Kabil'e çok sayıda Taliban saldırısı düzenlendi ve Eylül 2012'de grup NATO'nun Bastion Kampı üssüne yüksek profilli bir baskın düzenledi.

2013'te Taliban'ın Katar'da bir ofis açmayı planladığını açıklaması, müzakere edilmiş bir barış umutlarını artırdı. Ancak tüm taraflardaki güvensizlik yüksek kaldı ve şiddet devam etti.

Ağustos 2015'te Taliban, Molla Ömer'in Pakistan'daki bir hastanede sağlık sorunları nedeniyle ölümünü iki yıldan fazla bir süredir örtbas ettiklerini itiraf etti.
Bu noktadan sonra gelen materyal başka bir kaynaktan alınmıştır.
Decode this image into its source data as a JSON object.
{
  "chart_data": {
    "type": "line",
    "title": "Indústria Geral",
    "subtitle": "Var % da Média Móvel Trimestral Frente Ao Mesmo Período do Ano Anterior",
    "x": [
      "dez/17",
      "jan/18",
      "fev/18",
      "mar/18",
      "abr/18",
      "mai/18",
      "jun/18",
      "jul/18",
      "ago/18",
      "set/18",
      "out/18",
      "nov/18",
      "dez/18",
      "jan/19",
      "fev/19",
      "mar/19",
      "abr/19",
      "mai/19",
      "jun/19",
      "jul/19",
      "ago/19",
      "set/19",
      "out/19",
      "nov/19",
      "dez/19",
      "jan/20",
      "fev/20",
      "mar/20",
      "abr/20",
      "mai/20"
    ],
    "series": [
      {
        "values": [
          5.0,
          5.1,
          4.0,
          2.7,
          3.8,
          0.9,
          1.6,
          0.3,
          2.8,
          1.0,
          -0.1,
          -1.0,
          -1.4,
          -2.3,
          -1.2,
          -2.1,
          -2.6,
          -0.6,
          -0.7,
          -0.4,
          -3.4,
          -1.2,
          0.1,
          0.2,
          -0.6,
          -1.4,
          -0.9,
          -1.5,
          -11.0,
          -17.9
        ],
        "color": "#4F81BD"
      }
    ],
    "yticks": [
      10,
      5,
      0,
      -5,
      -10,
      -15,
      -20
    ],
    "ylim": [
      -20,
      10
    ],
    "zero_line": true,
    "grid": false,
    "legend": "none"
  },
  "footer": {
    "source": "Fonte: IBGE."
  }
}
Ertesi ay grup, haftalarca süren iç çatışmaları bir kenara bıraktığını ve Molla Ömer'in yardımcısı olan Molla Mansur şeklinde yeni bir lider etrafında toplandığını söyledi.
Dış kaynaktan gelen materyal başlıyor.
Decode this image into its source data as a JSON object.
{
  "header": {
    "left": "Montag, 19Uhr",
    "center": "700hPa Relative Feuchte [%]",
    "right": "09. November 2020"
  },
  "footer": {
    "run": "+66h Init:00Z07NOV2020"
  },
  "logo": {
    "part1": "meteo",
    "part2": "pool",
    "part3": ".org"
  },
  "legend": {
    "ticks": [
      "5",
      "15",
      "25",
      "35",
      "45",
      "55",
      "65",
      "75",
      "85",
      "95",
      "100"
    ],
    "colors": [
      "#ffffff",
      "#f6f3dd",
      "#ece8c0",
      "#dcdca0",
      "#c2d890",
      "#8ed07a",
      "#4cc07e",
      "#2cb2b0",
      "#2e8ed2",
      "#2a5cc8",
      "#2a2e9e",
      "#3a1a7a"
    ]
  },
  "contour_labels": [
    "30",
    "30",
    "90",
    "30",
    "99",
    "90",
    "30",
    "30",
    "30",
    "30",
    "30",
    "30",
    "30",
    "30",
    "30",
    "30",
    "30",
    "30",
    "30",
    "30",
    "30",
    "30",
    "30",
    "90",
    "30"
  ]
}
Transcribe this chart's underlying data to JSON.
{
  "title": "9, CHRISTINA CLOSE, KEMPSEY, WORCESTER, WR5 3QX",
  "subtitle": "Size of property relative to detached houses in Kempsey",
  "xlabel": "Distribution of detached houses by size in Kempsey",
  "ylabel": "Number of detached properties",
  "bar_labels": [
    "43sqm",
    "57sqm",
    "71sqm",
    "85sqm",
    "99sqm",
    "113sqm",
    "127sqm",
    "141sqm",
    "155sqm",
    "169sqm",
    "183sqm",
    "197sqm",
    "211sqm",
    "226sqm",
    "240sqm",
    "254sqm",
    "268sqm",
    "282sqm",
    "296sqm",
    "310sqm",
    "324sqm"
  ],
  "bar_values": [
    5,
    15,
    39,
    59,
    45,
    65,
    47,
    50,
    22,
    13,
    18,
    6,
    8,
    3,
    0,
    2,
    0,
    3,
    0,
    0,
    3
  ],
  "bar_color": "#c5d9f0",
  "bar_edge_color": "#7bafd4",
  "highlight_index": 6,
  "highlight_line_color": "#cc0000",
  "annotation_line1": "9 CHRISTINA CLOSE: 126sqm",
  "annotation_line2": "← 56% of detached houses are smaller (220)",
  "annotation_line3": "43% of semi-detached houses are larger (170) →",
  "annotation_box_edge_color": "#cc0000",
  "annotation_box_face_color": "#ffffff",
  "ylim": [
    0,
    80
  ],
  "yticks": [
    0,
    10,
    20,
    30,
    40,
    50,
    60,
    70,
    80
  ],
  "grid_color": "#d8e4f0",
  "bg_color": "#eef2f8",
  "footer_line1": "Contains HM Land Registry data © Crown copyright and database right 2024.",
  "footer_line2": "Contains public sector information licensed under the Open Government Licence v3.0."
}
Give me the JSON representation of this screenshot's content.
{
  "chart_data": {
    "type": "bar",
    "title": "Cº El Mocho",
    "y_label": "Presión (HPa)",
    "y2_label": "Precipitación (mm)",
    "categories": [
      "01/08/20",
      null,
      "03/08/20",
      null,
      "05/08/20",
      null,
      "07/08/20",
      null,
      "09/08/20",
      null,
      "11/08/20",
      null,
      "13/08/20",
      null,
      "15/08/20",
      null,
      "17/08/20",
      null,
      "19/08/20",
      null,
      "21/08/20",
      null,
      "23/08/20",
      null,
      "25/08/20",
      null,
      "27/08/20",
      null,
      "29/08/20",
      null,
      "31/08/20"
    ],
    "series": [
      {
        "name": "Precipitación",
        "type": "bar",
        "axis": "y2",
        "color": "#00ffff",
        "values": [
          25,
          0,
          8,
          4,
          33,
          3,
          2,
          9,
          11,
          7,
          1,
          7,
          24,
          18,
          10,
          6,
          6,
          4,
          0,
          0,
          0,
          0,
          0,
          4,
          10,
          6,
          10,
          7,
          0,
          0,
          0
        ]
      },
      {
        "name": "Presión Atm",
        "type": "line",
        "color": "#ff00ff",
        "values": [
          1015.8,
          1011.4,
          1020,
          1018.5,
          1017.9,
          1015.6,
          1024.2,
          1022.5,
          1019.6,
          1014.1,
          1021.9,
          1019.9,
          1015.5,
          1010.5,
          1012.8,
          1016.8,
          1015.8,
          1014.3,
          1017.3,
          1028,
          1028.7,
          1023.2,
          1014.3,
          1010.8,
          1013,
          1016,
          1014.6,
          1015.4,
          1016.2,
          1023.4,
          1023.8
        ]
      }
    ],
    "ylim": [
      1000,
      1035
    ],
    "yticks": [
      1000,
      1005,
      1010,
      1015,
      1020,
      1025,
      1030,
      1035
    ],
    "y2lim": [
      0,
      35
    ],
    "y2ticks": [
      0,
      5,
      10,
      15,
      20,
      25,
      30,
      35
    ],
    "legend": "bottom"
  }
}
Aynı zamanda, Taliban 2001'deki yenilgisinden bu yana ilk kez bir eyalet başkentinin kontrolünü ele geçirerek stratejik açıdan önemli Kunduz kentinin kontrolünü ele geçirdi.

Molla Mansur Mayıs 2016'da bir ABD insansız hava aracı saldırısında öldürüldü ve yerine grubun kontrolünde kalan yardımcısı Mevlevi Hibatullah Ahundzade geçti.

Uzun bir doğrudan görüşmeler büyüsünün doruk noktası olan Şubat 2020'deki ABD-Taliban barış anlaşmasını takip eden yılda, Taliban taktiklerini şehirlerdeki ve askeri ileri karakollardaki karmaşık saldırılardan terör estiren bir hedefli suikast dalgasına kaydırdı.

Hedefler - gazeteciler, yargıçlar, barış aktivistleri, iktidardaki kadınlar - Taliban'ın aşırılıkçı ideolojilerini değiştirmediğini, sadece stratejilerini değiştirdiğini öne sürdü.

Afgan yetkililerin hükümetin uluslararası destek olmadan Taliban'a karşı savunmasızlığı konusundaki ciddi endişelerine rağmen, yeni ABD başkanı Joe Biden Nisan 2021'de tüm Amerikan kuvvetlerinin 11 Eylül'e kadar ülkeyi terk edeceğini duyurdu.

Yirmi yıllık bir savaş boyunca bir süper gücü geride bırakan Taliban, çok geniş toprak parçalarını ele geçirmeye başladı ve bir yabancı gücün geri çekilmesinin ardından Kabil'deki bir hükümeti bir kez daha devirmekle tehdit etti.